The recommendations include zero tolerance for illegal head-first hits; having athletic trainers on sidelines of games; and offering non-tackle football games as an alternative, reports CBS News correspondent Dean Reynolds.
"There's too many head-to-head hits and leading with the head, known as spearing -- that's been against the rules since 1976 and for some reason referees and coaches have gotten away from enforcing that rule," said Dr. Greg Landry, co-author of the recommendations and member of AAP Council on Sports Medicine and Fitness.
Based on a review of scientific research on the relationship between tackling and football-related injuries, the AAP policy recommendation said head and neck injuries are usually more severe than injuries to the legs and back, and often a result of illegal tackling techniques.
High school football deaths are way down from where they were back in the 1960s and '70s, but in a sport that is by its nature violent, the question is whether it can ever be made truly safe.
Friends and family gathered over the weekend to remember Smith, who suffered a fatal injury playing football for his high school. The Bogan High School senior collapsed during a game Thursday against Chicago Vocational after taking a hit right at the end of the game.
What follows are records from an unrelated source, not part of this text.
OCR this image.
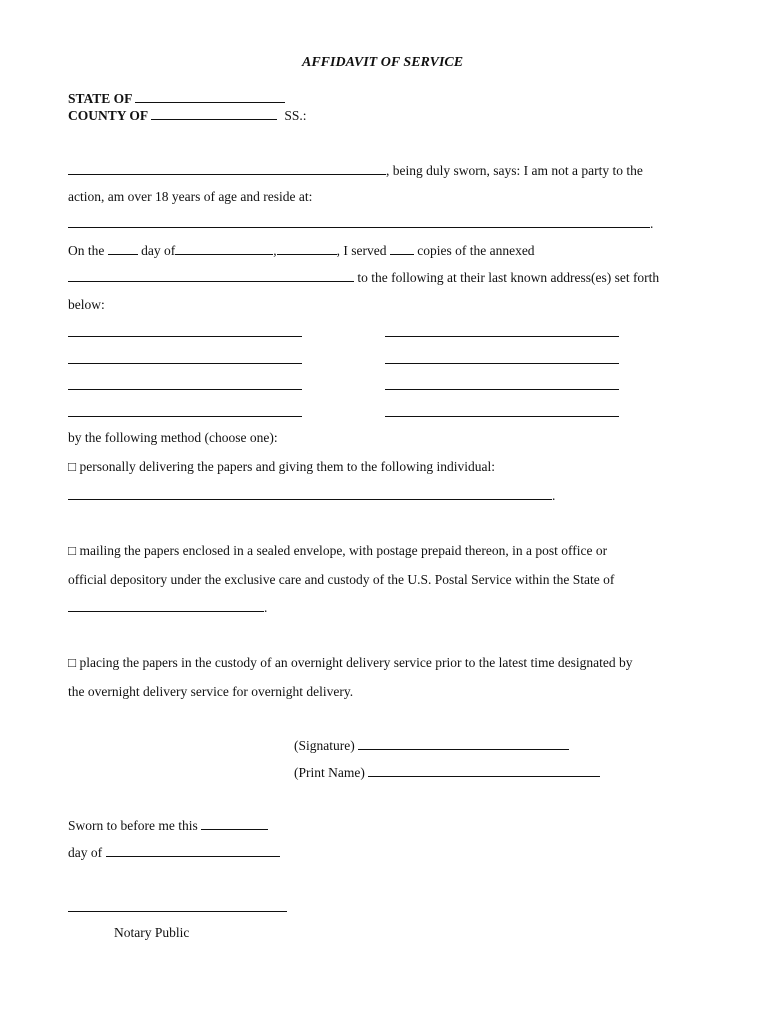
AFFIDAVIT OF SERVICE
STATE OF
COUNTY OF	SS.:
, being duly sworn, says: I am not a party to the
action, am over 18 years of age and reside at:
.
On the	day of	,	, I served copies of the annexed
to the following at their last known address(es) set forth
below:
by the following method (choose one):
□ personally delivering the papers and giving them to the following individual:
.
□ mailing the papers enclosed in a sealed envelope, with postage prepaid thereon, in a post office or
official depository under the exclusive care and custody of the U.S. Postal Service within the State of
.
□ placing the papers in the custody of an overnight delivery service prior to the latest time designated by
the overnight delivery service for overnight delivery.
(Signature)
(Print Name)
Sworn to before me this
day of
Notary Public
Though he was rushed to a local hospital, he died there the following morning.
Over the weekend, the Cook County medical examiner ruled the death "accidental," caused by "blunt force head injuries due to football."
"You understand the risks but it's a game, you know, it's a game," Smith's stepfather, Dwayne, said.
Smith is the seventh high school football player to die in the U.S. this year. Just days ago, Cam'ron Matthews of Texas died after collapsing on the sidelines. And last month, Evan Murray of New Jersey died from a lacerated spleen he suffered during a game.
To Andre Smith's teammates his brother, Erick, had this to say: "Just be aware, protect yourself and be cautious because something as simple as a football injury can end a whole life."
The Chicago Public Schools insists it follows all state safety regulations governing football games. Smith is the first high school football player to die in Illinois since 2012.